Starting backup ... done
Attaching to backup
backup    | crond: crond (busybox 1.35.0) started, log level 8

and after a minute also:

backup    | crond: USER root pid   6 cmd /backup.sh >> /backup/log 2>&1

at that point, you can smash CTRL + C a few times to stop the container again. This log means that the job runs, so that's good. If it shows something else, then probably the command is correct. Double check that you didn't accidentally type four stars (* * * *) instead of five.

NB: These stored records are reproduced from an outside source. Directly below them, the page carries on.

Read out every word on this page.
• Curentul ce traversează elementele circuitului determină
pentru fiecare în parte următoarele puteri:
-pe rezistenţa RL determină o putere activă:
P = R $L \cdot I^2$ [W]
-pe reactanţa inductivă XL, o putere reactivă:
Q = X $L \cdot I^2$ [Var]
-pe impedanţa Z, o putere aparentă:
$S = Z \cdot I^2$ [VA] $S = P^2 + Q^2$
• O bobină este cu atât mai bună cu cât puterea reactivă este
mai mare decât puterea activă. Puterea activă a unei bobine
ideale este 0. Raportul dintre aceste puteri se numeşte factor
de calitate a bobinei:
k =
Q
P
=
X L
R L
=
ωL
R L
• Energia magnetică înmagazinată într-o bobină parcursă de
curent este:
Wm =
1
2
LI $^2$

Next, you can check the logs in the ./log/ folder. Those should show the problem if there is one.

Verifying

The most important part is to regularily verify the backup. As can been seen in the backup.sh file that we've created, the remote location will contain a last-run.txt file. This file contains the date of the most recent backup. Make it a habit to verify that this date is recent. Preferably, use this check to download the data to your system. Having a local copy makes it even more unlikely that you'll lose the data. Even a cryptolocker won't get you as long as you don't manually copy the locked data to your system. So, always before downloading check that the systems are working.

Enough about cryptolockers. To download the data locally, put your key in a file so that only sudo cat /your/file can read it. In other words, use chown 0:0 /your/file and chmod 600 /your/file, so that the file permissions become -rw-------.

Then, create the following script:

#!/usr/bin/env bash

set -e

DIR="/dir/to/your/config/backup"
AZURE_KEY="$(sudo cat $DIR/AZURE.secret)"

rclone \
    --azureblob-account="serverbackup2341" \
    --azureblob-key="$AZURE_KEY" \
    --verbose \
    copy :azureblob:/server-data $DIR/data

echo "Downloaded data from $(cat $DIR/data/last-run.txt)"

You can now run this script to download the data and read the timestamp from last-run.txt. This should show a date which is at most 24 hours ago. If the date is from before that, then there is something wrong.

How often you check this is up to your risk tolerance. Also check whether the files are correctly copied by manually comparing the data on the server with the backup. See the post about Server Maintence for more information.

If you managed to get this far, then congratulations! You have reliable backups now.